Forse era previsto o forse è un’operazione dettata dalla prudenza: con l’aria che tira non si sa mai che un ipotetico sequestro vada a toccare la Casa Vinicola Zonin.
Il vertice della banca, tuttavia, si muove con grande prudenza. Del resto è noto che gran parte del consiglio (13 su 18) è tuttora espressione della vecchia gestione. Si può chiedere, per esempio, a Marino Breganze (68 anni) di agire eventualmente contro sé stesso o contro chi gli ha garantito la poltrona di vicepresidente per 16 anni, di consigliere per 29, 590mila euro di stipendio, compreso quello da attuale presidente di Banca Nuova?
E il segretario del consiglio Giorgio Tibaldo (66) che è lì esattamente da 30 anni, e prende 220mila euro? Di uomini cresciuti fianco a fianco con Zonin è pieno il cda. «Io non parlo e lei non mi citi — dice al telefono uno dei nomi nuovi al vertice — ma ho visto cose che voi umani ...».

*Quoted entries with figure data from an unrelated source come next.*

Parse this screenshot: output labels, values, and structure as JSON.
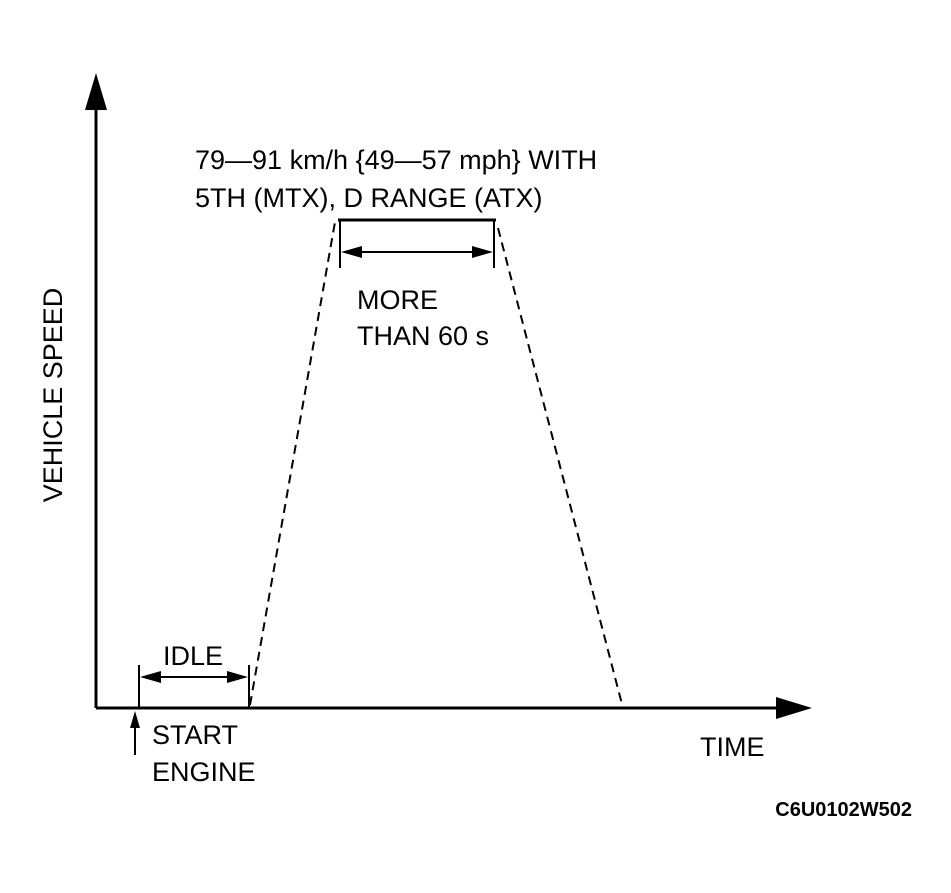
{
  "axes": {
    "y_label": "VEHICLE SPEED",
    "x_label": "TIME"
  },
  "annotations": {
    "speed": [
      "79—91 km/h {49—57 mph} WITH",
      "5TH (MTX), D RANGE (ATX)"
    ],
    "duration": [
      "MORE",
      "THAN 60 s"
    ],
    "idle": "IDLE",
    "start": [
      "START",
      "ENGINE"
    ]
  },
  "figure_id": "C6U0102W502"
}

E il collegio sindacale, che avrebbe titolo per avviare autonomamente azioni di responsabilità? Due su tre sono professionisti di fiducia di Zonin. Il numero uno, Giovanni Zamberlan (in servizio da 28 anni, 200mila euro di emolumenti, quasi il doppio dei sindaci Eni), è ben conosciuto anche dal nuovo presidente della banca, Stefano Dolcetta che lo ritrova alla guida del collegio della «sua» Fiamm e di altre 6 aziende del gruppo. All’assemblea del 26 solo il bilancio è all’ordine del giorno. Nessun ricambio nel consiglio. E la Fondazione Cassa di Prato, che ha fatto un bagno di sangue con azioni di Vicenza, preannuncia battaglia.